Ces constats ont conduit l’équipe de recherche à élaborer des contenus d’enseignement transversaux (fin de cycle 3 et 6e), en prise sur les programmes de français et d’anglais, destinés à munir les élèves de repères stables pour aborder la variabilité linguistique des formes dans un système linguistique donné (français, langue étrangère ou langage mathématique) ou d’un système linguistique à un autre (français / anglais). Citons notamment le "Monde Intermédiaire" et le "ARB", deux concepts didactiques innovants, exploitables pour les trois disciplines.

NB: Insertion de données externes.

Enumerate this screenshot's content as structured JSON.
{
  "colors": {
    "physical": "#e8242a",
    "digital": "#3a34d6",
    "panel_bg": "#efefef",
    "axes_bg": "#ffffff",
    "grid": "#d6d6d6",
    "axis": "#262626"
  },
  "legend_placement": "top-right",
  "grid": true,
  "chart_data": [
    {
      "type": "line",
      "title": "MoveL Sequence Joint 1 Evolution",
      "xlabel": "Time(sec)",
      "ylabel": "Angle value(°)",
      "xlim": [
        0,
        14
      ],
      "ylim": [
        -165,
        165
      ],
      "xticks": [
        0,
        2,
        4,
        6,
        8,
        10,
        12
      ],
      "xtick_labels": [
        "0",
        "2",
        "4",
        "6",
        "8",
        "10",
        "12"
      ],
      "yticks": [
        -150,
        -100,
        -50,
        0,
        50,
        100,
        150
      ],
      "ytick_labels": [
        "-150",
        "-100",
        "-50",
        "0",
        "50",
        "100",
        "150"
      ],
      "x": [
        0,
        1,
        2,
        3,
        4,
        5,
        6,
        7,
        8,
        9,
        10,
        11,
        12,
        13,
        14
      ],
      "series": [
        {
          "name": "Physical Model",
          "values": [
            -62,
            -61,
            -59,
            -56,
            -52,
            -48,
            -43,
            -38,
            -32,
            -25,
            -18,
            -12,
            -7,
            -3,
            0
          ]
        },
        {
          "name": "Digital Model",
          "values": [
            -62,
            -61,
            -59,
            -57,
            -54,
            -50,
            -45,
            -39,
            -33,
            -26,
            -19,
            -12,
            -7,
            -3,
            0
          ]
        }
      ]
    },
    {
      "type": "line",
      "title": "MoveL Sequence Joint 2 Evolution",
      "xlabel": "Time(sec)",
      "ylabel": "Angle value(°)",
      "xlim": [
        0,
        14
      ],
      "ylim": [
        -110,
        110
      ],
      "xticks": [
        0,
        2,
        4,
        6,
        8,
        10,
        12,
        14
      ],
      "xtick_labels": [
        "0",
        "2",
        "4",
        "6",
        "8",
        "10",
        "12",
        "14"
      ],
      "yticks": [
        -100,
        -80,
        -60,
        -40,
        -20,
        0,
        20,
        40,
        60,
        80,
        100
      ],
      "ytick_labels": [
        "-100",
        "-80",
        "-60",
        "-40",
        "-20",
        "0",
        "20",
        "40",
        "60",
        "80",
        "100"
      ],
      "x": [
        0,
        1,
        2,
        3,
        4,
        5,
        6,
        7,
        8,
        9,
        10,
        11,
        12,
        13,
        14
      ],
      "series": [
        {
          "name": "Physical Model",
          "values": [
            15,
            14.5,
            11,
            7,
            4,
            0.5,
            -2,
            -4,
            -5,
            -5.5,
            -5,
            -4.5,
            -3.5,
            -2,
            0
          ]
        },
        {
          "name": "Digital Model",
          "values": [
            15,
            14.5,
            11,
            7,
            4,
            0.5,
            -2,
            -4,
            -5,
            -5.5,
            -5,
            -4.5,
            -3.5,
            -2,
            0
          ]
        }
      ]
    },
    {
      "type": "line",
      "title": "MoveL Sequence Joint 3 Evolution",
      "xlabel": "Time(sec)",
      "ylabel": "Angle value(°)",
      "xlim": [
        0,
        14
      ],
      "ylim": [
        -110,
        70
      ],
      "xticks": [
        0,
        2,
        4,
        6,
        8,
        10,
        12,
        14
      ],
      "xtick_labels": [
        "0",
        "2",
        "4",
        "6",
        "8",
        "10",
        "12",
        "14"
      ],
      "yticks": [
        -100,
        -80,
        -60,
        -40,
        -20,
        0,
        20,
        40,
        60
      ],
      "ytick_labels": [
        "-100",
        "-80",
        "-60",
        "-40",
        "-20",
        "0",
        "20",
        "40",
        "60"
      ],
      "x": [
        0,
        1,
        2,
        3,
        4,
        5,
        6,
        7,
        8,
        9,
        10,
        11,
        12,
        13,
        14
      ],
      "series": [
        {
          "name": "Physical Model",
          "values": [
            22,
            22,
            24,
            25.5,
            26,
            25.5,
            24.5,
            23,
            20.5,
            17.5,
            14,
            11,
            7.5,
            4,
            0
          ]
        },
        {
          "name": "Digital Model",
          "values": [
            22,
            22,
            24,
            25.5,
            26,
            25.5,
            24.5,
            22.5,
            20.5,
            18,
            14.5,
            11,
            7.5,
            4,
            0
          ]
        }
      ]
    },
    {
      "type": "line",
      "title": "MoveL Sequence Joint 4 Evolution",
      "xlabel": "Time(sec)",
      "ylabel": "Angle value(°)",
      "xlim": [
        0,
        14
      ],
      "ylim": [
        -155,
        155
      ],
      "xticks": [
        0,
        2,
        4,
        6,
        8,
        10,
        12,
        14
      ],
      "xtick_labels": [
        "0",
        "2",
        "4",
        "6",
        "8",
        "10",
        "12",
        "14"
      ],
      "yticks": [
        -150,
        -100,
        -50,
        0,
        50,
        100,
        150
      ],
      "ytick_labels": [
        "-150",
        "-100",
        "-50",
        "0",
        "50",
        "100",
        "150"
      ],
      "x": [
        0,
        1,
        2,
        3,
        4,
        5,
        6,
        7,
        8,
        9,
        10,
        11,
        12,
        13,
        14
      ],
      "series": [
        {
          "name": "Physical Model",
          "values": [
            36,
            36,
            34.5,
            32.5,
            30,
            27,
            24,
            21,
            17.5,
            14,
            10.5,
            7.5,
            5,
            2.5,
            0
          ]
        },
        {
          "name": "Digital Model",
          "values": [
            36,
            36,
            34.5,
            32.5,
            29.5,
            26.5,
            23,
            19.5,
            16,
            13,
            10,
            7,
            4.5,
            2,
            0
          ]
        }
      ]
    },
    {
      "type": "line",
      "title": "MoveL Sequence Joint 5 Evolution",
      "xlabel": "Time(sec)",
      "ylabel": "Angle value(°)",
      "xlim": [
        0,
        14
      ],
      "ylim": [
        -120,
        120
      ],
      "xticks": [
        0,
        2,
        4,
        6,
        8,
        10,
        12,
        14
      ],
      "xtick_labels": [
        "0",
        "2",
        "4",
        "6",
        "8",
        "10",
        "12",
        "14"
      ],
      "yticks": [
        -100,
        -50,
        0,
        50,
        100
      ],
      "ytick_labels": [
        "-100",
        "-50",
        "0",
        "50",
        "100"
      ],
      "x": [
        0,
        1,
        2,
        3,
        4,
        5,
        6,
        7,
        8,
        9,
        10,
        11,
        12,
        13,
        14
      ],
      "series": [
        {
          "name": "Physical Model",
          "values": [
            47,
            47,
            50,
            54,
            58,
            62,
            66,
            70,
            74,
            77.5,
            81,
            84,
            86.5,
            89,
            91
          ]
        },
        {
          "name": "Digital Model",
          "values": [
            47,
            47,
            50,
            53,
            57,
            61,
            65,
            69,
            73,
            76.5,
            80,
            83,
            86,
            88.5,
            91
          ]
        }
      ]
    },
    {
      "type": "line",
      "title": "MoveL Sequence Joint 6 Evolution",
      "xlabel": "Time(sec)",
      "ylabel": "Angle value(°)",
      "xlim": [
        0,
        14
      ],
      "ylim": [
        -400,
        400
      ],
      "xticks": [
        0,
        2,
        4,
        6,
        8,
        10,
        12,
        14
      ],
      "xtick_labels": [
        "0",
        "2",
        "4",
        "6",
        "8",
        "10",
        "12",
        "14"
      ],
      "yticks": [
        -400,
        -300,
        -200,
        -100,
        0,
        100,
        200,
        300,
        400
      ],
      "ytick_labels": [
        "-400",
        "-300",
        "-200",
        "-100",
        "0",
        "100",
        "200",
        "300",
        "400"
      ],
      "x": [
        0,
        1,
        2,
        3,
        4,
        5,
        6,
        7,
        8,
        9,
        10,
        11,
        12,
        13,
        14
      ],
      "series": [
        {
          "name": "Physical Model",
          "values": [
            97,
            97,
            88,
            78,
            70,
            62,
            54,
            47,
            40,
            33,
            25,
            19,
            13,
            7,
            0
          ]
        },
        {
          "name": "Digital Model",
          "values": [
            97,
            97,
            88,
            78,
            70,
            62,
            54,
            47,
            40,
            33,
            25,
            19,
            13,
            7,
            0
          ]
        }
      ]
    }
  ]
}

Depuis cinq ans, ces contenus nouveaux sont mis en œuvre dans plusieurs collèges en France : les 6e expérimentales bénéficient d’une séance hebdomadaire d’une heure conjointement animée par deux enseignants (disciplines différentes). Régulièrement évalué (indicateurs internes et institutionnels), le dispositif pédagogique a fait la preuve de son efficacité sur le court et moyen terme : outre l’intérêt manifesté par les élèves (ceux en situation d’échec scolaire comme les bons élèves), les séquences jouent un rôle essentiel du point de vue de l’appropriation des connaissances et de leur mise en cohérence (réinvestissement en cours de langue et de mathématiques, transferts).

 













Bibliographie succincte :








AUDIN L., (à paraître 2010), Altérité et invariants : une autre façon d’aborder l’apprentissage des langues au collège,





Actes du Colloque international, ‘Intégration de l’altérité : formes et procédures’, Pau, 3-5 décembre 2009, Revue Rives, Cahiers de l’Arc Atlantique, l’Harmattan

AUDIN L., 2008, Langues étrangères à l’école primaire : recherches INRP 1998-2003, in Psycholinguistique et Didactique des langues étrangères, Groupe d’Études en Psycholinguistique et Didactique, Chini D. et Goutéraux P. (éd.), Cahier de recherches n°2, Ophrys.

AUDIN L. (coord.), 2005, Enseigner l’anglais de l’école au collège : comment aborder les principaux obstacles à l’apprentissage, Hatier, collection Hatier-Pédagogie, 275 p.

BAILLY D. (coord.), 1975, Behind the words 6e, livre du maître, OCDL Hatier, Paris.

CULIOLI A., 1990, Pour une linguistique de l’énonciation. Opérations et représentations, Paris, Ophrys, 300 p.

GAUTHIER A.,  1983, Opérations énonciatives et apprentissage d’une langue étrangère. Paris, APLV, 19, rue de la Glacière, 75013 Paris. Numéro spécial, 542 p.







 

Mots-clés : Obstacles ; Didactique des langues ; Théorie des opérations énonciatives ; Invariant ; Variation linguistique ; Apprentissage de l’anglais.